Wednesday, March 1, 2017


Jerusalem: The Emanation of the Giant Albion by William Blake, 297 pages

Madness and genius were never more closely allied than in the person of William Blake, who sought uncompromisingly

     To open the Eternal Worlds, to open the Immortal Eyes
     Of Man inwards into the Worlds of Thought.

A master engraver as well as a poet, Blake's illuminated books unite both talents in the exposition of his unique inner vision.  Indeed, as the introduction to the Blake Trust edition states, "Jerusalem is as epic in its range of graphic techniques as it is in its poetry", and this edition includes full color reproductions of the original's 100 pages, as well as a transcription of the text with notes and commentary, all necessary both to experience the full effect of Blake's work and to even begin to understand the uncanny processions of shadows and spectres and emanations.  The center of the epic is the giant Albion, who is simultaneously Adam and England, who, himself sickened, sickens the world.

     He hath leagued himself with robbers!  he hath studied the arts
     Of unbelief!  Envy hovers over him!  his Friends are his abhorrence!
     Those who give their lives for him are despised!
     Those who devour his soul, are taken into his bosom!

Albion's sons are simultaneously the tribes of Israel and the bishoprics of England, whom Blake portrays as descending into bestial idolatry

     Destroying by selfish affections the things that they most admire.

In Blake's mythopoeia art, science, politics, and religion combine in a delirious mixture, full of double meanings and unexpected associations.  Nineteenth century England becomes the biblical Babylon:

     The Walls of Babylon are the Souls of Men : her Gates the Groans
     of Nations : her Towers are the Miseries of once happy Families.
     Her Streets are paved with Destruction, her Houses built with Death
     Her Palaces with Hell & the Grave ; her Synagogues with Torments
     Of ever-hardening Despair squard & polishd with cruel skill
     Yet thou wast lovely as the summer cloud upon my hills
     When Jerusalem was thy heart's desire in times of youth & love.

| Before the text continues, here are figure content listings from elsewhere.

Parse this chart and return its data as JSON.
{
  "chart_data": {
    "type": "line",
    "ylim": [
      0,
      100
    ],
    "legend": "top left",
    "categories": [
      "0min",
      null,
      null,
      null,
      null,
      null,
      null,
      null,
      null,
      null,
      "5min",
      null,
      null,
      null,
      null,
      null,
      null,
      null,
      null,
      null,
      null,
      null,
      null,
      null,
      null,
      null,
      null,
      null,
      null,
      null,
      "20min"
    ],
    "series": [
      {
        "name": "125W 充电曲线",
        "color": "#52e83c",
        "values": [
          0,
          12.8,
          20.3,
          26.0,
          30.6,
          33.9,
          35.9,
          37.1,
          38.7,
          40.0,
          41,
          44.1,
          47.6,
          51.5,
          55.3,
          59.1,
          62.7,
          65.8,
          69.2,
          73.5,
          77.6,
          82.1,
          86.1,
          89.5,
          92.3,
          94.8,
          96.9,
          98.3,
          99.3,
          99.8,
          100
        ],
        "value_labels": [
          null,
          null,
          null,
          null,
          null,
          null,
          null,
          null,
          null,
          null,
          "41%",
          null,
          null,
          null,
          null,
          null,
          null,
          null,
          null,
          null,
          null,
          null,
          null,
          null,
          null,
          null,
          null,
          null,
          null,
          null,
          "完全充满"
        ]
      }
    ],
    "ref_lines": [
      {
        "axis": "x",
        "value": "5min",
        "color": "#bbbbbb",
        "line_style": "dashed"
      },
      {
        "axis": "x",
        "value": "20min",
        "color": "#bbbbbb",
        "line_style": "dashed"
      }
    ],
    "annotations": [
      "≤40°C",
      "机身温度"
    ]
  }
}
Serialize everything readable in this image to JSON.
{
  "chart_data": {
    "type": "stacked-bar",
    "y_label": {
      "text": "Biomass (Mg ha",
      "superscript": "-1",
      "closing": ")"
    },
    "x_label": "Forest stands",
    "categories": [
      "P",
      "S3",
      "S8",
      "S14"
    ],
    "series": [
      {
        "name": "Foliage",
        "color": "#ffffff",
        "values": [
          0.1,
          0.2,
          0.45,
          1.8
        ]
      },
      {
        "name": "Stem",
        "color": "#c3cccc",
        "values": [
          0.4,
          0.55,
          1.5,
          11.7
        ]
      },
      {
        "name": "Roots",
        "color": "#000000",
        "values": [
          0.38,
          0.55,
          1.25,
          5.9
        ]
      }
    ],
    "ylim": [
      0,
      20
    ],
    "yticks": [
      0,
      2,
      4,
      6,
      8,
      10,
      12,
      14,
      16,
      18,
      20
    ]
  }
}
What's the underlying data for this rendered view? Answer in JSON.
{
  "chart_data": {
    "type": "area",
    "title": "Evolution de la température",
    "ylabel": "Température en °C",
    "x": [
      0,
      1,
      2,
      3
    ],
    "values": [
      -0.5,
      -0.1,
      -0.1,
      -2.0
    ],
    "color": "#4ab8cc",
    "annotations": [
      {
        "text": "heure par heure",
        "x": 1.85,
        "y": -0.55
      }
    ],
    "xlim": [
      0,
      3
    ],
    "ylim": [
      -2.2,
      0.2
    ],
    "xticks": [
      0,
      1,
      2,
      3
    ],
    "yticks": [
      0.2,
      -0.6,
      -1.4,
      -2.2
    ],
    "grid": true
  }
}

If Blake condemns much of the modern world, he is scarcely less hostile to tradition, or any worldview which he sees as exalting reason over imagination, or law above grace.  Blake's mythic vision defines the cosmos in terms of coupled opposites, the state against the individual, matter against spirit, death against life.  And yet he always holds out hope for a reconciliation, or, at least, for conversion.

     For the Soldier who fights for Truth, calls his enemy his brother :
     They fight & contend for life, & not for eternal death!